Gadolinium-induced AP usually develops hours after the administration of gadoterate meglumine. AP also has been reported with the gadolinium contrast agents gadodiamide (Omniscan),4 gadolinium-diethylenetriamine pentaacetic acid (Gd-DTPA),5 and gadobenate dimeglumine (MultiHance).6 To our knowledge, this is the first report of AP associated with exposure to gadoterate meglumine.

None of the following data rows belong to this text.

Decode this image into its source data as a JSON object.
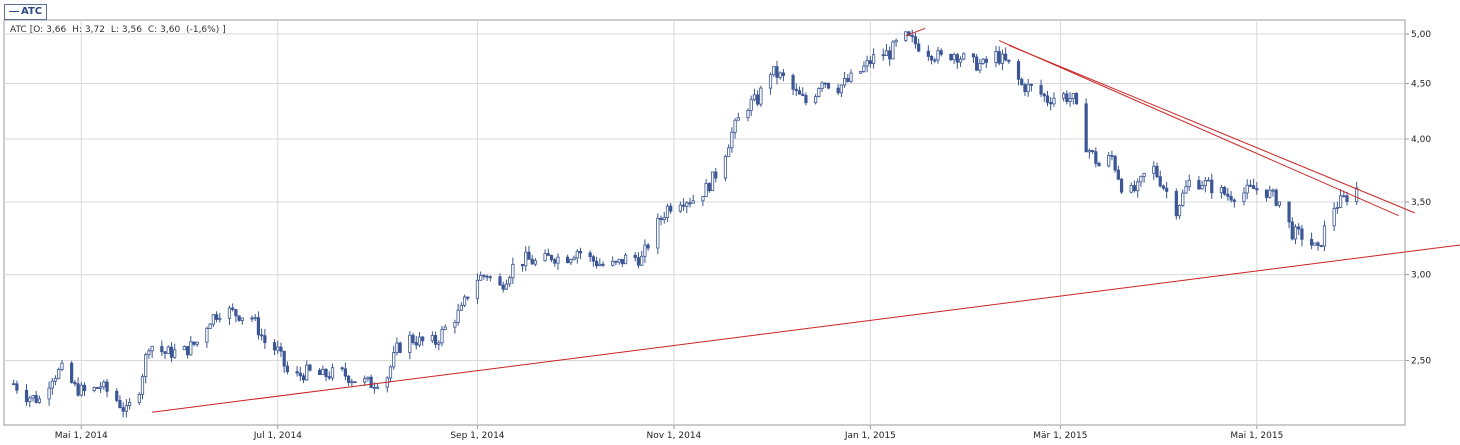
{
  "legend": {
    "symbol": "ATC"
  },
  "ohlc": {
    "symbol": "ATC",
    "open_label": "O:",
    "open": "3,66",
    "high_label": "H:",
    "high": "3,72",
    "low_label": "L:",
    "low": "3,56",
    "close_label": "C:",
    "close": "3,60",
    "change": "(-1,6%)"
  },
  "colors": {
    "candle": "#3b5694",
    "trend": "#cc2222",
    "grid": "#d8d8d8",
    "frame": "#9a9a9a"
  },
  "chart_data": {
    "type": "candlestick",
    "title": "",
    "xlabel": "",
    "ylabel": "",
    "y_scale": "log",
    "ylim": [
      2.18,
      5.15
    ],
    "xlim": [
      "2014-04-07",
      "2015-06-16"
    ],
    "grid": true,
    "y_ticks": [
      {
        "value": 2.5,
        "label": "2,50"
      },
      {
        "value": 3.0,
        "label": "3,00"
      },
      {
        "value": 3.5,
        "label": "3,50"
      },
      {
        "value": 4.0,
        "label": "4,00"
      },
      {
        "value": 4.5,
        "label": "4,50"
      },
      {
        "value": 5.0,
        "label": "5,00"
      }
    ],
    "x_ticks": [
      {
        "date": "2014-05-01",
        "label": "Mai 1, 2014"
      },
      {
        "date": "2014-07-01",
        "label": "Jul 1, 2014"
      },
      {
        "date": "2014-09-01",
        "label": "Sep 1, 2014"
      },
      {
        "date": "2014-11-01",
        "label": "Nov 1, 2014"
      },
      {
        "date": "2015-01-01",
        "label": "Jan 1, 2015"
      },
      {
        "date": "2015-03-01",
        "label": "Mär 1, 2015"
      },
      {
        "date": "2015-05-01",
        "label": "Mai 1, 2015"
      }
    ],
    "price_path": [
      [
        "2014-04-10",
        2.38
      ],
      [
        "2014-04-14",
        2.32
      ],
      [
        "2014-04-18",
        2.3
      ],
      [
        "2014-04-22",
        2.42
      ],
      [
        "2014-04-25",
        2.45
      ],
      [
        "2014-04-29",
        2.36
      ],
      [
        "2014-05-03",
        2.33
      ],
      [
        "2014-05-07",
        2.37
      ],
      [
        "2014-05-12",
        2.3
      ],
      [
        "2014-05-15",
        2.24
      ],
      [
        "2014-05-19",
        2.36
      ],
      [
        "2014-05-22",
        2.59
      ],
      [
        "2014-05-27",
        2.54
      ],
      [
        "2014-06-02",
        2.55
      ],
      [
        "2014-06-06",
        2.6
      ],
      [
        "2014-06-10",
        2.73
      ],
      [
        "2014-06-14",
        2.79
      ],
      [
        "2014-06-18",
        2.76
      ],
      [
        "2014-06-23",
        2.74
      ],
      [
        "2014-06-27",
        2.6
      ],
      [
        "2014-07-01",
        2.55
      ],
      [
        "2014-07-05",
        2.4
      ],
      [
        "2014-07-10",
        2.44
      ],
      [
        "2014-07-15",
        2.42
      ],
      [
        "2014-07-20",
        2.44
      ],
      [
        "2014-07-25",
        2.4
      ],
      [
        "2014-07-30",
        2.38
      ],
      [
        "2014-08-04",
        2.42
      ],
      [
        "2014-08-07",
        2.56
      ],
      [
        "2014-08-11",
        2.62
      ],
      [
        "2014-08-15",
        2.6
      ],
      [
        "2014-08-19",
        2.6
      ],
      [
        "2014-08-23",
        2.7
      ],
      [
        "2014-08-27",
        2.78
      ],
      [
        "2014-08-31",
        2.97
      ],
      [
        "2014-09-04",
        3.0
      ],
      [
        "2014-09-08",
        2.92
      ],
      [
        "2014-09-12",
        3.05
      ],
      [
        "2014-09-16",
        3.1
      ],
      [
        "2014-09-20",
        3.07
      ],
      [
        "2014-09-24",
        3.12
      ],
      [
        "2014-09-28",
        3.1
      ],
      [
        "2014-10-02",
        3.16
      ],
      [
        "2014-10-06",
        3.1
      ],
      [
        "2014-10-10",
        3.06
      ],
      [
        "2014-10-14",
        3.06
      ],
      [
        "2014-10-18",
        3.12
      ],
      [
        "2014-10-22",
        3.1
      ],
      [
        "2014-10-26",
        3.3
      ],
      [
        "2014-10-30",
        3.46
      ],
      [
        "2014-11-03",
        3.52
      ],
      [
        "2014-11-07",
        3.52
      ],
      [
        "2014-11-11",
        3.6
      ],
      [
        "2014-11-15",
        3.75
      ],
      [
        "2014-11-19",
        4.05
      ],
      [
        "2014-11-23",
        4.28
      ],
      [
        "2014-11-27",
        4.35
      ],
      [
        "2014-12-01",
        4.62
      ],
      [
        "2014-12-05",
        4.55
      ],
      [
        "2014-12-09",
        4.4
      ],
      [
        "2014-12-13",
        4.3
      ],
      [
        "2014-12-17",
        4.55
      ],
      [
        "2014-12-21",
        4.45
      ],
      [
        "2014-12-25",
        4.52
      ],
      [
        "2014-12-29",
        4.62
      ],
      [
        "2015-01-03",
        4.78
      ],
      [
        "2015-01-07",
        4.8
      ],
      [
        "2015-01-11",
        4.98
      ],
      [
        "2015-01-15",
        4.9
      ],
      [
        "2015-01-19",
        4.82
      ],
      [
        "2015-01-23",
        4.75
      ],
      [
        "2015-01-27",
        4.8
      ],
      [
        "2015-02-01",
        4.7
      ],
      [
        "2015-02-05",
        4.68
      ],
      [
        "2015-02-09",
        4.78
      ],
      [
        "2015-02-13",
        4.68
      ],
      [
        "2015-02-17",
        4.48
      ],
      [
        "2015-02-21",
        4.45
      ],
      [
        "2015-02-25",
        4.35
      ],
      [
        "2015-03-01",
        4.4
      ],
      [
        "2015-03-05",
        4.35
      ],
      [
        "2015-03-09",
        3.95
      ],
      [
        "2015-03-13",
        3.78
      ],
      [
        "2015-03-17",
        3.85
      ],
      [
        "2015-03-21",
        3.55
      ],
      [
        "2015-03-25",
        3.6
      ],
      [
        "2015-03-29",
        3.8
      ],
      [
        "2015-04-02",
        3.62
      ],
      [
        "2015-04-06",
        3.45
      ],
      [
        "2015-04-10",
        3.65
      ],
      [
        "2015-04-14",
        3.65
      ],
      [
        "2015-04-18",
        3.6
      ],
      [
        "2015-04-22",
        3.55
      ],
      [
        "2015-04-26",
        3.56
      ],
      [
        "2015-04-30",
        3.6
      ],
      [
        "2015-05-04",
        3.58
      ],
      [
        "2015-05-08",
        3.5
      ],
      [
        "2015-05-12",
        3.28
      ],
      [
        "2015-05-16",
        3.25
      ],
      [
        "2015-05-20",
        3.15
      ],
      [
        "2015-05-24",
        3.45
      ],
      [
        "2015-05-28",
        3.52
      ],
      [
        "2015-06-01",
        3.6
      ]
    ],
    "annotations": [
      {
        "name": "support-trendline",
        "from": [
          "2014-05-23",
          2.24
        ],
        "to": [
          "2015-07-05",
          3.2
        ]
      },
      {
        "name": "resistance-trendline-upper",
        "from": [
          "2015-02-13",
          4.88
        ],
        "to": [
          "2015-06-19",
          3.42
        ]
      },
      {
        "name": "resistance-trendline-lower",
        "from": [
          "2015-02-10",
          4.93
        ],
        "to": [
          "2015-06-14",
          3.4
        ]
      },
      {
        "name": "top-trendline-stub",
        "from": [
          "2015-01-12",
          4.98
        ],
        "to": [
          "2015-01-18",
          5.06
        ]
      }
    ]
  }
}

The use of gadolinium-based contrast agents for diagnostic imaging has generally been increasing, since these agents are considered safe in patients with renal insufficiency.4 Animal studies have reported that CT contrast media can impair pancreatic microcirculation and thus contribute to pancreatitis.7,8 Nevertheless, the specific mechanisms for how gadolinium could induce pancreatitis remain to be elucidated.
- Banks PA, Bollen TL, Dervenis C, et al; Acute Pancreatitis Classification Working Group. Classification of acute pancreatitis—2012: revision of the Atlanta classification and definitions by international consensus. Gut. 2013;62(1):102-111.
- Spanier BWM, Dijkgraaf MGW, Bruno MJ. Epidemiology, aetiology and outcome of acute and chronic pancreatitis: an update. Best Pract Res Clin Gastroenterol. 2008;22(1):45-63.
- Nitsche CJ, Jamieson N, Lerch MM, Mayerle JV. Drug induced pancreatitis. Best Pract Res Clin Gastroenterol. 2010;24(2):143-155.
- Schenker MP, Solomon JA, Roberts DA. Gadolinium arteriography complicated by acute pancreatitis and acute renal failure. J Vasc Interv Radiol. 2001;12(3):393.
- Terzi C, Sökmen S. Acute pancreatitis induced by magnetic-resonance-imaging contrast agent. Lancet. 1999;354(9192):1789-1790.
- Blasco-Perrin H, Glaser B, Pienkowski M, Peron JM, Payen JL. Gadolinium induced recurrent acute pancreatitis. Pancreatology. 2013;13(1):88-89.
- Hotz HG, Schmidt J, Ryschich EW, et al. Isovolemic hemodilution with dextran prevents contrast medium induced impairment of pancreatic microcirculation in necrotizing pancreatitis of the rat. Am J Surg. 1995;169(1):161-166.
- Schmidt J, Hotz HG, Foitzik T, et al. Intravenous contrast medium aggravates the impairment of pancreatic microcirculation in necrotizing pancreatitis in the rat. Ann Surg. 1995;221(3):257-264.